While there are many WordPress plugins that can help you achieve this, Barrel Roll recommends EWWW Image Optimizer. Not only does it achieve best-in-class results, it has a great set of easy to use features and it’s actively maintained and supported by the developer who has also put together excellent and easy to understand documentation.
For a full analysis of the top six image compression plugins for WordPress, check out The Best WordPress Image Optimization Plugins Tested and Compared.
Optimizing Images for SEO
So far we’ve concentrated on the display properties of images, but SEO optimization is of equal importance to your site’s overall success.
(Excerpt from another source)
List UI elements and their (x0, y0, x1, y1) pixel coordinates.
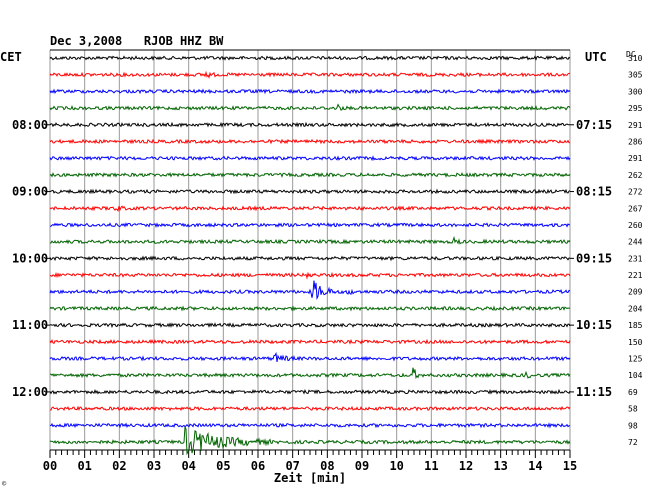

Let’s quickly review the basics:
- Filenames: Use descriptive filenames that showcase your keywords rather than meaningless generic names. For example, use “green-child-bicycle.jpg” rather than “BX8A132E.JPEG”.
- Alt tags: Provide a succinct, non-spammy alt tag for each image for reasons of SEO and wider accessibility. For example, “alt=’Side view of a child’s green bicycle’”.
Optimizing your site’s images is hands down the easiest way to achieve faster page speeds, not to mention improved SEO and happier visitors. If you haven’t already started optimizing your images, here’s a checklist to get you started:
- Make sure you select the appropriate image format for your images.
- Crop and resize images using the correct image dimensions for your website.
- Compress your images using EWWW Image Optimizer.
- Use proper filenames and alt tags to boost your SEO.
Lastly, once you’ve uploaded your images to your site, consider using a CDN like Cloudflare for image delivery and further speed gains.